There are reflections on writing, relative privilege and Scotland in The Mountain, where for a few months in the winter following his grandfather’s death a man occupies the ancestral croft.
What Love Is examines the distance between married couple Dan and Joan, between men’s lives and women’s. “Dan isn’t frightened of other lives. He imagines them all the time. The only life he is frightened of is his own.”
Portugal 5, Scotland 0 (the comma is Robertson’s – or his publisher’s.) During the game concerned two men in a pub take to discussing Hugh MacDiarmid, poetry and Scotland’s cultural reawakening, turning back only after the game is finished, since the football has begun not to matter so much.
In Tilt Alan’s friend Mike tells him the only question in the world worth asking is, “What’s it about?” (Note the absence of “all”.) Alan’s increasingly shiftless feeling comes to a head one day after an encounter with a recalcitrant pinball machine and Mike’s sister, Mona.

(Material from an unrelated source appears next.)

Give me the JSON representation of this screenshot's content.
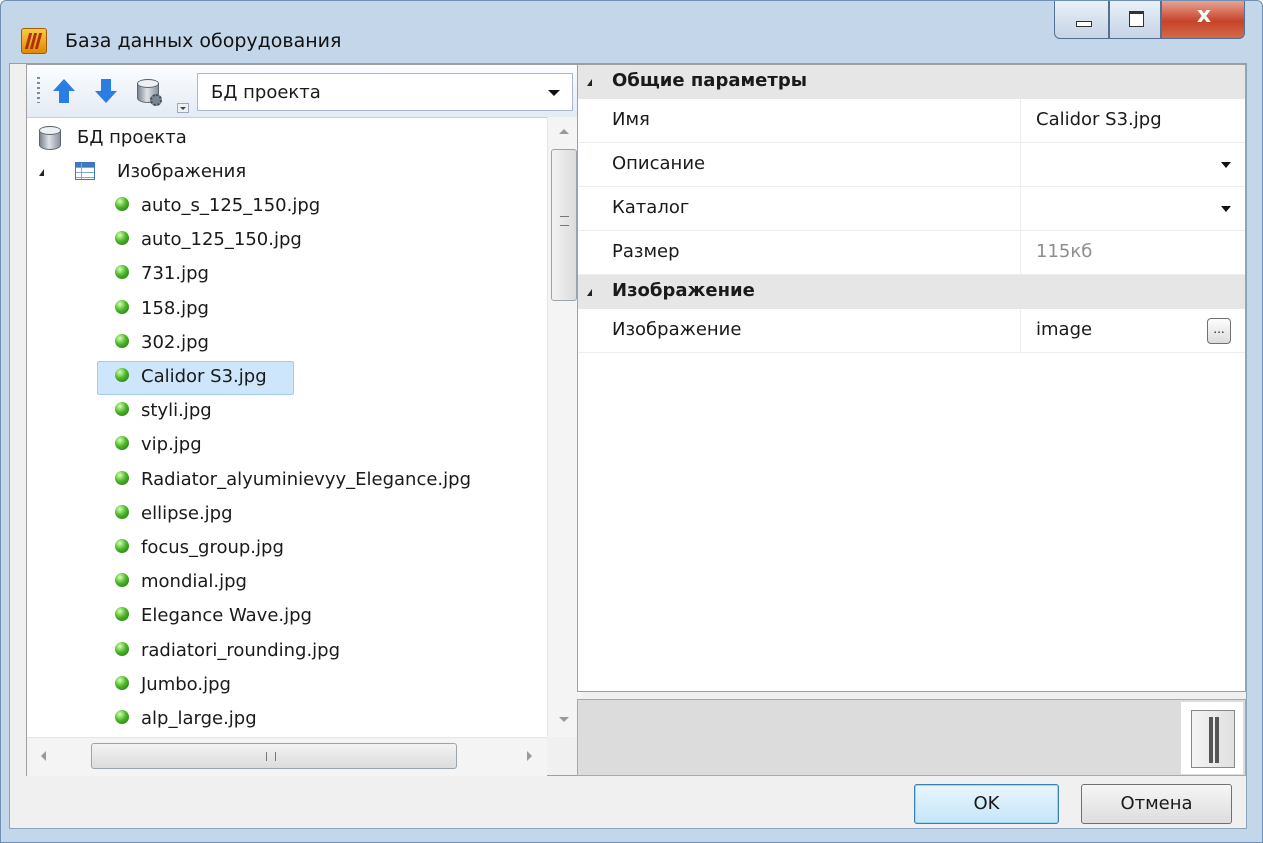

Surprise, Surprise. A man accompanies three girls to a party and while there finds his evening is described in a book he picks from a shelf.
In the absence of the real thing, the Tories having won a General Election again (the book’s publication date suggests the 1992 one) Robert occasionally retreats into The Republic of the Mind. “I just think what a waste of time it is, having to wait to be a normal country, having to waste all this energy identifying ourselves. So I bugger off anyway. To the Scottish Republic of the mind.” On an epiphany he thinks, “You had to come upon it, or it came upon you.” He also realises, “how nobody ever assumed their neighbour was a Tory in a public house in Scotland,” and “We’re a nation of philosophers … at the end of the day. A nation of fucking philosophers.” That expletive is a brilliant piece of emphasis by Robertson. It demonstrates both the glory and the despair of the thought it qualifies.
Someone, perhaps homeless, perhaps not, is Pretending to Sleep. For all the ones who cannot do it for themselves. It is a strange existence. “Funny how in the cells they come to check if you’re not dead. Out here, out in the open, nobody checks” but, “Just by lying there, pretending to sleep, you get under their skin …. deep into them.” It’s a horror story. But not for the pretender.